Once the lawful rent ceiling ($228) was determined, the RHC calculated the tenant's refund by subtracting the amount of the lawful rent ceiling from the rent actually paid each month for the three-year period. *fn11 Because Majerle does not object to this calculation, we affirm the RHC's award to the tenant for overcharges. *fn12
Next we consider Majerle's challenge to the award for the diminution in services and facilities. Specifically, Majerle contends that an award may only compensate for damages suffered within the three years immediately preceding the filing of the tenant's complaint. *fn13 Here the RHC awarded damages for the diminution in services and facilities incurred from September 22, 1989 (three years before the filing of the complaint) through September 22, 1992 (the date the tenant filed her complaint), but also extended the award to compensate for the damages suffered through the date of the RACD rehearing.
Majerle contends that the tenant cannot recover for the diminution in services and facilities through the date of the RACD rehearing because Majerle could not have been expected to defend against such an inquiry. In support it cites Menor v. Weinbaum, TP 22,769 (RHC Aug. 4, 1993), a decision by the RHC, which held that "if the filing of the petition were not the cut off point for the issues to be adjudicated, the landlord would never know what was to be defended [against]." Id. at 3 n.6.
The Corporation Counsel, on behalf of the RHC, urges that the RHC should be permitted to award damages for a reduction in services and facilities through the date of the rehearing just as it may award interest for the same period. Whatever the merits of that argument, we will not decide it until the RHC has had the opportunity to directly consider and decide it.
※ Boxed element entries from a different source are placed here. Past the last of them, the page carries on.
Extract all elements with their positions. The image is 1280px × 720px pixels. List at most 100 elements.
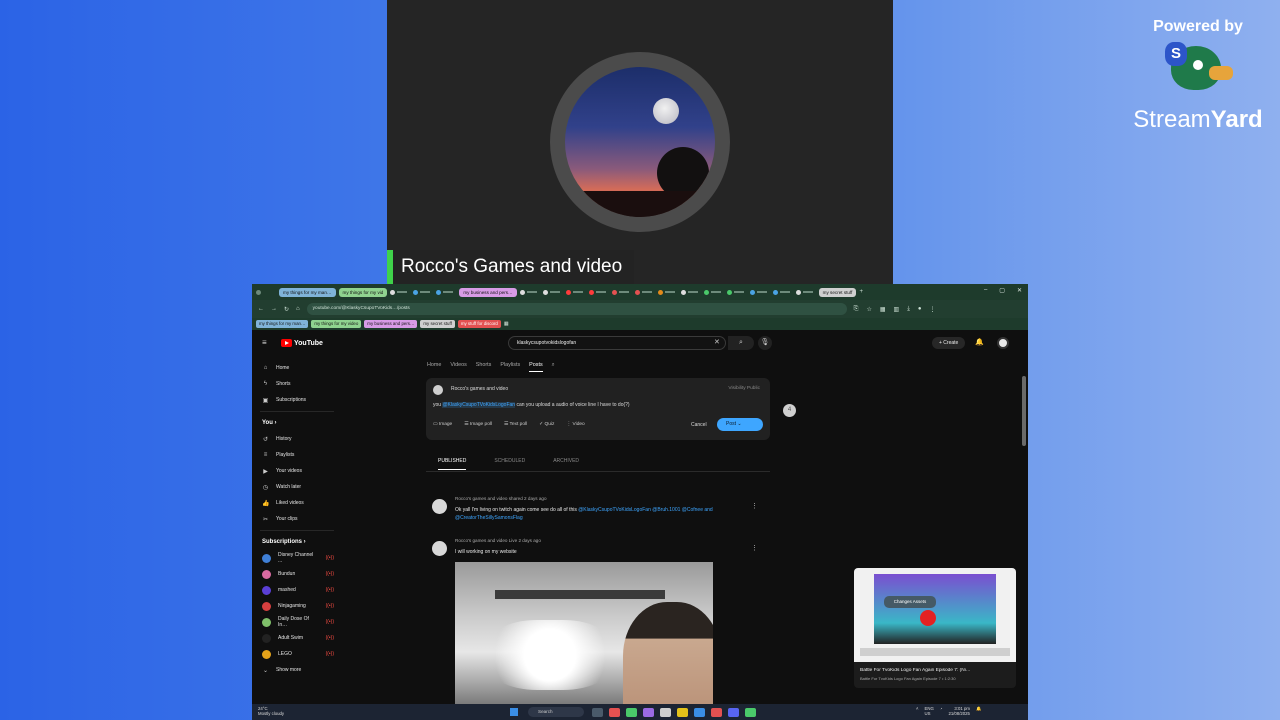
browser-tab[interactable] xyxy=(634,288,655,297)
tab-group-2[interactable]: my things for my vid xyxy=(338,287,388,297)
edge-icon[interactable] xyxy=(694,708,705,717)
browser-tab[interactable] xyxy=(703,288,724,297)
browser-tab[interactable] xyxy=(726,288,747,297)
channel-search-icon[interactable]: ⌕ xyxy=(552,362,555,372)
chrome-icon[interactable] xyxy=(626,708,637,717)
create-button[interactable]: + Create xyxy=(932,337,966,349)
browser-tab[interactable] xyxy=(657,288,678,297)
image-tool-button[interactable]: ▭ Image xyxy=(433,422,452,427)
star-icon[interactable]: ☆ xyxy=(866,306,871,313)
search-input[interactable]: klaskycsupotvokidslogofan xyxy=(508,336,726,350)
url-field[interactable]: youtube.com/@KlaskyCsupoTVoKids…/posts xyxy=(306,303,847,315)
browser-tab[interactable] xyxy=(795,288,816,297)
sidebar-item-your-clips[interactable]: ✂ Your clips xyxy=(252,511,342,527)
voice-search-button[interactable]: 🎙 xyxy=(758,336,772,350)
image-poll-tool-button[interactable]: ☰ Image poll xyxy=(464,422,492,427)
bookmark-folder[interactable]: my things for my man… xyxy=(256,320,309,328)
youtube-logo[interactable]: YouTube xyxy=(281,339,323,347)
bookmark-grid-icon[interactable]: ▦ xyxy=(504,321,509,327)
bookmark-folder[interactable]: my stuff for discord xyxy=(457,320,501,328)
search-button[interactable]: ⌕ xyxy=(728,336,754,350)
clear-search-icon[interactable]: ✕ xyxy=(714,338,720,346)
post-menu-icon[interactable]: ⋮ xyxy=(751,544,758,552)
quiz-tool-button[interactable]: ✓ Quiz xyxy=(539,422,554,427)
back-icon[interactable]: ← xyxy=(258,306,264,312)
clock[interactable]: 3:01 pm 21/08/2025 xyxy=(948,706,970,716)
browser-tab[interactable] xyxy=(390,288,410,297)
browser-tab[interactable] xyxy=(436,288,456,297)
extensions-icon[interactable]: ▦ xyxy=(880,306,886,313)
reload-icon[interactable]: ↻ xyxy=(284,306,289,313)
tab-scheduled[interactable]: SCHEDULED xyxy=(494,458,525,470)
sidebar-item-watch-later[interactable]: ◷ Watch later xyxy=(252,479,342,495)
bookmark-folder[interactable]: my business and pers… xyxy=(364,320,418,328)
weather-widget[interactable]: 24°C Mostly cloudy xyxy=(258,706,284,716)
tab-published[interactable]: PUBLISHED xyxy=(438,458,467,470)
close-icon[interactable]: ✕ xyxy=(1017,287,1022,294)
sidebar-item-liked-videos[interactable]: 👍 Liked videos xyxy=(252,495,342,511)
discord-icon[interactable] xyxy=(728,708,739,717)
chrome-icon[interactable] xyxy=(745,708,756,717)
tab-videos[interactable]: Videos xyxy=(450,362,466,372)
browser-tab[interactable] xyxy=(749,288,770,297)
tab-posts[interactable]: Posts xyxy=(529,362,543,372)
maximize-icon[interactable]: ▢ xyxy=(999,287,1005,294)
browser-tab[interactable] xyxy=(588,288,609,297)
browser-tab[interactable] xyxy=(542,288,563,297)
sidebar-item-history[interactable]: ↺ History xyxy=(252,431,342,447)
home-icon[interactable]: ⌂ xyxy=(296,306,300,312)
network-icon[interactable]: ◔ xyxy=(940,706,943,716)
account-avatar[interactable] xyxy=(997,337,1009,349)
tab-group-4[interactable]: my secret stuff xyxy=(818,287,857,297)
start-button[interactable] xyxy=(510,708,518,716)
sidebar-item-your-videos[interactable]: ▶ Your videos xyxy=(252,463,342,479)
browser-tab[interactable] xyxy=(772,288,793,297)
browser-tab[interactable] xyxy=(680,288,701,297)
show-more-button[interactable]: ⌄ Show more xyxy=(252,662,342,678)
browser-tab[interactable] xyxy=(519,288,540,297)
sidebar-icon[interactable]: ▥ xyxy=(894,306,900,313)
subscription-item[interactable]: Adult Swim ((•)) xyxy=(252,630,342,646)
profile-icon[interactable]: ● xyxy=(918,306,922,313)
tab-group-1[interactable]: my things for my man… xyxy=(279,287,336,297)
taskbar-search[interactable]: Search xyxy=(528,707,584,717)
forward-icon[interactable]: → xyxy=(271,306,277,312)
tab-home[interactable]: Home xyxy=(427,362,441,372)
browser-tab[interactable] xyxy=(413,288,433,297)
mini-player-video[interactable]: Changes Assets xyxy=(854,568,1016,662)
video-tool-button[interactable]: ⋮ Video xyxy=(566,422,584,427)
subscription-item[interactable]: mashed ((•)) xyxy=(252,582,342,598)
sidebar-you-heading[interactable]: You › xyxy=(252,415,342,431)
sidebar-item-home[interactable]: ⌂ Home xyxy=(252,360,342,376)
post-menu-icon[interactable]: ⋮ xyxy=(751,502,758,510)
notifications-icon[interactable]: 🔔 xyxy=(975,338,984,346)
menu-dots-icon[interactable]: ⋮ xyxy=(929,306,935,313)
app-icon[interactable] xyxy=(711,708,722,717)
page-scrollbar[interactable] xyxy=(1022,376,1026,446)
subscription-item[interactable]: Bundun ((•)) xyxy=(252,566,342,582)
subscription-item[interactable]: Daily Dose Of In… ((•)) xyxy=(252,614,342,630)
app-icon[interactable] xyxy=(660,708,671,717)
bookmark-folder[interactable]: my secret stuff xyxy=(420,320,455,328)
tab-archived[interactable]: ARCHIVED xyxy=(553,458,579,470)
download-icon[interactable]: ⤓ xyxy=(907,306,910,313)
visibility-select[interactable]: Visibility Public xyxy=(728,386,760,391)
post-button[interactable]: Post ⌄ xyxy=(717,418,763,431)
sidebar-subscriptions-heading[interactable]: Subscriptions › xyxy=(252,534,342,550)
bookmark-folder[interactable]: my things for my video xyxy=(311,320,362,328)
text-poll-tool-button[interactable]: ☰ Text poll xyxy=(504,422,527,427)
tab-shorts[interactable]: Shorts xyxy=(476,362,492,372)
mini-player[interactable]: Changes Assets Battle For TvoKids Logo F… xyxy=(854,568,1016,688)
sidebar-item-subscriptions[interactable]: ▣ Subscriptions xyxy=(252,392,342,408)
file-explorer-icon[interactable] xyxy=(677,708,688,717)
cancel-button[interactable]: Cancel xyxy=(691,422,707,428)
subscription-item[interactable]: Disney Channel ... ((•)) xyxy=(252,550,342,566)
notification-center-icon[interactable]: 🔔 xyxy=(976,706,981,716)
post-image[interactable] xyxy=(455,562,713,712)
minimize-icon[interactable]: – xyxy=(984,287,987,294)
subscription-item[interactable]: Ninjagaming ((•)) xyxy=(252,598,342,614)
app-icon[interactable] xyxy=(609,708,620,717)
tab-playlists[interactable]: Playlists xyxy=(500,362,520,372)
app-icon[interactable] xyxy=(643,708,654,717)
tray-overflow-icon[interactable]: ˄ xyxy=(916,706,919,716)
In allowing recovery to the date of the rehearing, the RHC neither cited any statutory or regulatory authority in support nor distinguished Menor, or otherwise explained why the holding in that case should not govern here. We, therefore, remand the case to the RHC for a statement of reasons and the legal principles underlying its decision, including the rationale in favor of, or opposed to, the rule it set forth in Menor. *fn14
In conclusion, we affirm the RHC's ruling that a housing provider is liable for the excess rent charged above the lawful rent ceiling, even if the housing provider began collecting the unlawful rent more than three years before the tenant filed a complaint seeking a refund. The award for the diminution in services and facilities is affirmed except to the extent that it includes damages incurred after the tenant filed her complaint. With respect to that issue, we remand the case to the RHC for further consideration as set forth in this opinion.